I have a complex case where I can't get any further. The goal is to check a string via RegEx for the following conditions:
- Exactly 12 letters
- The letters W,S,I,O,B,A,R and H may only appear exactly once in the string
- The letters T and E may only occur exactly 2 times in the string.
- Important! The order must not matter
Example matches:
- WSITTOBAEERH
- HREEABOTTISW
- WSITOTBAEREH
My first attempt:
results = re.match(r"^W{1}S{1}I{1}T{2}O{1}B{1}A{1}E{2}R{1}H{1}$", word)
The problem with this first attempt is that it only matches if the order of the letters in the RegEx has been followed. That violates condition 4
My second attempt:
results = re.match(r"^[W{1}S{1}I{1}T{2}O{1}B{1}A{1}E{2}R{1}H{1}]{12}$", word)

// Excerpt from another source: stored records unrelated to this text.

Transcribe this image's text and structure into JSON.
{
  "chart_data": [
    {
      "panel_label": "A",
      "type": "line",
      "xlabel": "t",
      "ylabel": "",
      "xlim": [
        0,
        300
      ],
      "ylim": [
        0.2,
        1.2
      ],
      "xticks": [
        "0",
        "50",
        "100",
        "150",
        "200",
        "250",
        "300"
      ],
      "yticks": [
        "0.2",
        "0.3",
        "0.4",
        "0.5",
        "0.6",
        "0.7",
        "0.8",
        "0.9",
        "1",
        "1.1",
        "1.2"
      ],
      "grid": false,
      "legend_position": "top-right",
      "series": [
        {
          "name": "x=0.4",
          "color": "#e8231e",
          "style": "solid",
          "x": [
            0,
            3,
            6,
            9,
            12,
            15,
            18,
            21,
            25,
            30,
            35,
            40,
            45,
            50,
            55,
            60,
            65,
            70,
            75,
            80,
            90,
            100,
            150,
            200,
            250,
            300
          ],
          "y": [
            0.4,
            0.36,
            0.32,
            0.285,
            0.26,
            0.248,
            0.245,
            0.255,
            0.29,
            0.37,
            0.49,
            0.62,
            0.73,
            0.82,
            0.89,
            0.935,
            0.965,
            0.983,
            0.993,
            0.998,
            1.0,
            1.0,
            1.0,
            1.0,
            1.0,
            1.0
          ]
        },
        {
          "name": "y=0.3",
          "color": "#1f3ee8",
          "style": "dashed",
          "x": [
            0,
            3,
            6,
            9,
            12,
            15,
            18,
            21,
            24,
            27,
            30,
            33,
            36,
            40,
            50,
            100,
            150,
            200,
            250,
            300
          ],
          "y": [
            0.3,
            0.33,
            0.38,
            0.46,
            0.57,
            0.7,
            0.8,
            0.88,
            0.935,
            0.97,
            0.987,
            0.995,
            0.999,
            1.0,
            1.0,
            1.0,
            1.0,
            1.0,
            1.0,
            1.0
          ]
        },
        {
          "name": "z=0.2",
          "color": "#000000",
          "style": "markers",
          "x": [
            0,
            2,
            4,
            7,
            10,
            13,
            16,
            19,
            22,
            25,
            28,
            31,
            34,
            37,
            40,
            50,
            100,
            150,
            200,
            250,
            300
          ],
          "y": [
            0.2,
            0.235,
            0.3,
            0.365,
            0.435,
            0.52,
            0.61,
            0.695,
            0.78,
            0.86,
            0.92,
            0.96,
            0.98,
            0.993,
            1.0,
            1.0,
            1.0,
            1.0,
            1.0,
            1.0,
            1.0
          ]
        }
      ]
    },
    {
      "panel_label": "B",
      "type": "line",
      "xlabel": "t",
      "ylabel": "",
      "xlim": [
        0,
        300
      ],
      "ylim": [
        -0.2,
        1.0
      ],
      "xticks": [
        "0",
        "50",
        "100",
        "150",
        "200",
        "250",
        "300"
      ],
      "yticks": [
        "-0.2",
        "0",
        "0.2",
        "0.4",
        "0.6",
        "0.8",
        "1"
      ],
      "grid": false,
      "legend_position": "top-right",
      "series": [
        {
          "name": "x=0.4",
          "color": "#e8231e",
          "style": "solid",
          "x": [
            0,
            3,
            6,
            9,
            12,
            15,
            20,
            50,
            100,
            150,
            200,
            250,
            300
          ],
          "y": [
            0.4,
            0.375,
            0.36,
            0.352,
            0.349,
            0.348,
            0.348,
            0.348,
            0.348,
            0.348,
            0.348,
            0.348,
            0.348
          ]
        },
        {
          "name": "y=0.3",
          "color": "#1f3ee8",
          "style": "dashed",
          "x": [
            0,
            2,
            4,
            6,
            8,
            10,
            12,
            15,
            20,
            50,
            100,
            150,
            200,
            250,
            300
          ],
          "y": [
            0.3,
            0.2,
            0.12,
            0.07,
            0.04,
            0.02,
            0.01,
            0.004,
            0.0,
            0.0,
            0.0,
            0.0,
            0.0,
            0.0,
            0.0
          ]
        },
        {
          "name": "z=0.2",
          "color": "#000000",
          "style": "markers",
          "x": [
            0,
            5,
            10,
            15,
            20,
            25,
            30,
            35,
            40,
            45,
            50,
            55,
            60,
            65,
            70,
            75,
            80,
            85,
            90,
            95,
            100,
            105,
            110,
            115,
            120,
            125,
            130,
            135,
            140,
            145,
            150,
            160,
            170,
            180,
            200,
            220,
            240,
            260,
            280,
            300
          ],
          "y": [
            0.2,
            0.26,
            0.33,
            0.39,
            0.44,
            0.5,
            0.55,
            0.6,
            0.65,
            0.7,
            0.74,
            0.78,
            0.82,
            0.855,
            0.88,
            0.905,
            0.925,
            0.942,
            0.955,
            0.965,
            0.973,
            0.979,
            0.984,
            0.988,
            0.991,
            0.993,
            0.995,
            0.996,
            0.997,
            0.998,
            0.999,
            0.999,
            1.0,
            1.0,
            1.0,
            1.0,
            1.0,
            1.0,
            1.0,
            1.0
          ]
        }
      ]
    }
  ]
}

The problem with trial two: Now the order no longer matters, but the exact number of individual letters is ignored.
I can only do the basics of RegEx so far and can't get any further here. If anyone has an idea what a regular expression looks like that fits the four rules mentioned above, I would be very grateful.

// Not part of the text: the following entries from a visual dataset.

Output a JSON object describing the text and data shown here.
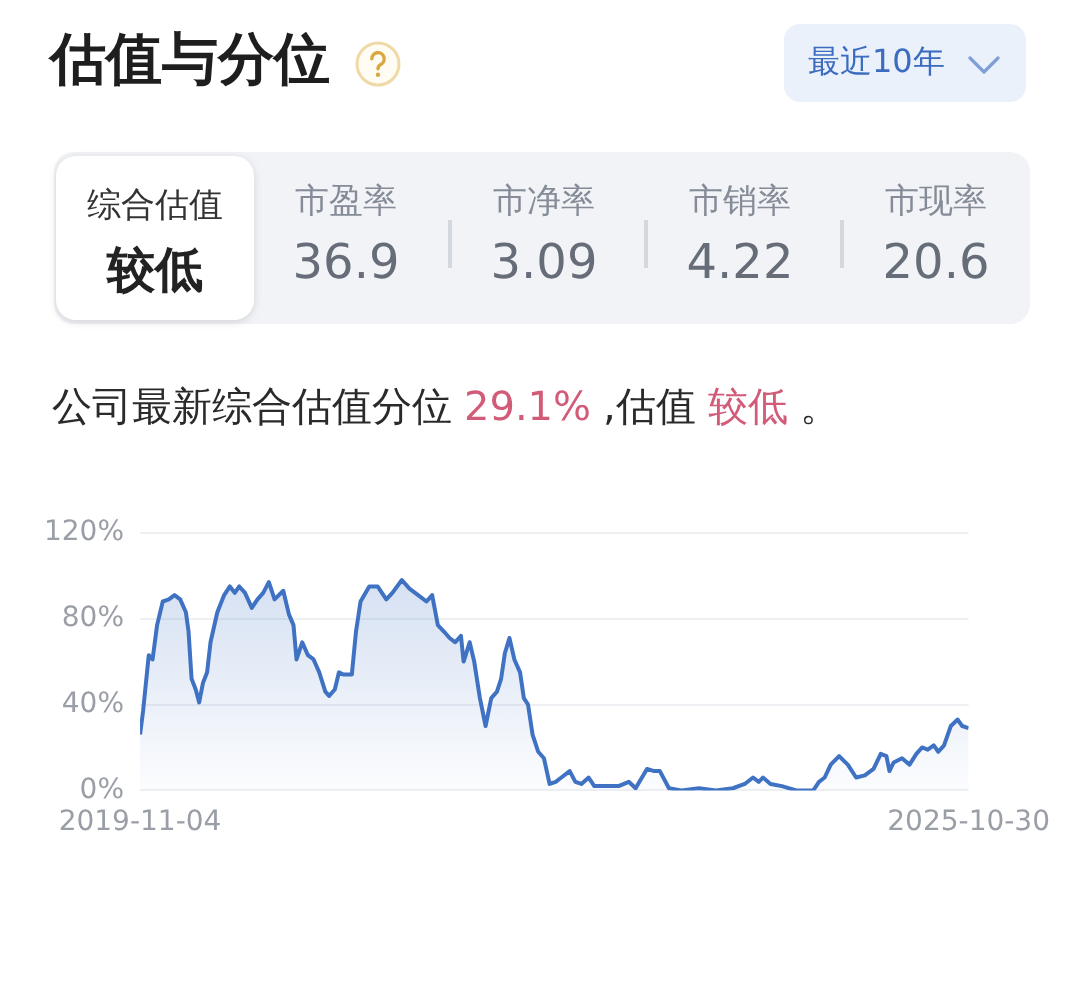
{
  "chart_data": [
    {
      "type": "other",
      "title": "估值与分位",
      "annotations": [
        "最近10年",
        "综合估值",
        "较低",
        "市盈率",
        "36.9",
        "市净率",
        "3.09",
        "市销率",
        "4.22",
        "市现率",
        "20.6",
        "公司最新综合估值分位",
        "29.1%",
        ",估值",
        "较低",
        "。"
      ]
    },
    {
      "type": "area",
      "color": "#3f72c3",
      "x": [
        "2019-11-04",
        "2019-11-12",
        "2019-11-27",
        "2019-12-07",
        "2019-12-19",
        "2020-01-03",
        "2020-01-19",
        "2020-02-03",
        "2020-02-18",
        "2020-03-04",
        "2020-03-11",
        "2020-03-19",
        "2020-03-30",
        "2020-04-08",
        "2020-04-18",
        "2020-04-29",
        "2020-05-08",
        "2020-05-26",
        "2020-06-13",
        "2020-06-28",
        "2020-07-11",
        "2020-07-23",
        "2020-08-07",
        "2020-08-25",
        "2020-09-09",
        "2020-09-24",
        "2020-10-09",
        "2020-10-24",
        "2020-11-16",
        "2020-12-01",
        "2020-12-13",
        "2020-12-21",
        "2021-01-05",
        "2021-01-20",
        "2021-02-04",
        "2021-02-19",
        "2021-03-07",
        "2021-03-17",
        "2021-04-01",
        "2021-04-12",
        "2021-04-24",
        "2021-05-16",
        "2021-05-27",
        "2021-06-08",
        "2021-07-01",
        "2021-07-23",
        "2021-08-15",
        "2021-08-31",
        "2021-09-25",
        "2021-10-15",
        "2021-11-07",
        "2021-11-29",
        "2021-12-14",
        "2021-12-29",
        "2022-01-14",
        "2022-01-29",
        "2022-02-13",
        "2022-02-28",
        "2022-03-07",
        "2022-03-23",
        "2022-04-04",
        "2022-04-19",
        "2022-05-04",
        "2022-05-19",
        "2022-06-03",
        "2022-06-14",
        "2022-06-24",
        "2022-07-06",
        "2022-07-19",
        "2022-08-03",
        "2022-08-13",
        "2022-08-24",
        "2022-09-05",
        "2022-09-20",
        "2022-10-05",
        "2022-10-20",
        "2022-11-05",
        "2022-11-20",
        "2022-12-12",
        "2022-12-27",
        "2023-01-12",
        "2023-01-31",
        "2023-02-15",
        "2023-03-21",
        "2023-04-20",
        "2023-05-17",
        "2023-06-04",
        "2023-07-04",
        "2023-07-23",
        "2023-08-07",
        "2023-08-31",
        "2023-10-03",
        "2023-11-18",
        "2024-01-02",
        "2024-02-16",
        "2024-03-18",
        "2024-04-09",
        "2024-04-24",
        "2024-05-05",
        "2024-05-25",
        "2024-06-24",
        "2024-08-01",
        "2024-09-15",
        "2024-09-30",
        "2024-10-15",
        "2024-10-31",
        "2024-11-22",
        "2024-12-15",
        "2025-01-06",
        "2025-01-29",
        "2025-02-21",
        "2025-03-12",
        "2025-03-27",
        "2025-04-04",
        "2025-04-15",
        "2025-05-07",
        "2025-05-27",
        "2025-06-14",
        "2025-06-29",
        "2025-07-14",
        "2025-07-30",
        "2025-08-11",
        "2025-08-26",
        "2025-09-13",
        "2025-10-01",
        "2025-10-13",
        "2025-10-30"
      ],
      "values": [
        26,
        37,
        63,
        61,
        77,
        88,
        89,
        91,
        89,
        83,
        74,
        52,
        47,
        41,
        50,
        55,
        69,
        83,
        91,
        95,
        92,
        95,
        92,
        85,
        89,
        92,
        97,
        89,
        93,
        82,
        77,
        61,
        69,
        63,
        61,
        55,
        46,
        44,
        47,
        55,
        54,
        54,
        74,
        88,
        95,
        95,
        89,
        92,
        98,
        94,
        91,
        88,
        91,
        77,
        74,
        71,
        69,
        72,
        60,
        69,
        60,
        43,
        30,
        43,
        46,
        52,
        64,
        71,
        61,
        55,
        43,
        40,
        26,
        18,
        15,
        3,
        4,
        6,
        9,
        4,
        3,
        6,
        2,
        2,
        2,
        4,
        1,
        10,
        9,
        9,
        1,
        0,
        1,
        0,
        1,
        3,
        6,
        4,
        6,
        3,
        2,
        0,
        0,
        4,
        6,
        12,
        16,
        12,
        6,
        7,
        10,
        17,
        16,
        9,
        13,
        15,
        12,
        17,
        20,
        19,
        21,
        18,
        21,
        30,
        33,
        30,
        29
      ],
      "xlim": [
        "2019-11-04",
        "2025-10-30"
      ],
      "xticks": [
        "2019-11-04",
        "2025-10-30"
      ],
      "ylim": [
        0,
        120
      ],
      "yticks": [
        {
          "value": 0,
          "label": "0%"
        },
        {
          "value": 40,
          "label": "40%"
        },
        {
          "value": 80,
          "label": "80%"
        },
        {
          "value": 120,
          "label": "120%"
        }
      ],
      "grid": "y"
    }
  ]
}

CodePudding user response:
One possibility, although I still think regex is inappropriate for this. Checks that all letters appear the desired amount and that it's 12 letters total (so there's no room left for any more/other letters):
import re
for s in 'WSITTOBAEERH', 'HREEABOTTISW', 'WSITOTBAEREH':
print(re.fullmatch('(?=.*W)(?=.*S)(?=.*I)(?=.*O)'
'(?=.*B)(?=.*A)(?=.*R)(?=.*H)'
'(?=.*T.*T)(?=.*E.*E).{12}', s))
Another, checking that none other than T and E appear twice, that none appear thrice, and that we have only the desired letters, 12 total:
import re
for s in 'WSITTOBAEERH', 'HREEABOTTISW', 'WSITOTBAEREH':
print(re.fullmatch(r'(?!.*([^TE]).*\1)'
r'(?!.*(.).*\1.*\1)'
r'[WSIOBARHTE]{12}', s))
A simpler way:
for s in 'WSITTOBAEERH', 'HREEABOTTISW', 'WSITOTBAEREH':
print(sorted(s) == sorted('WSIOBARHTTEE'))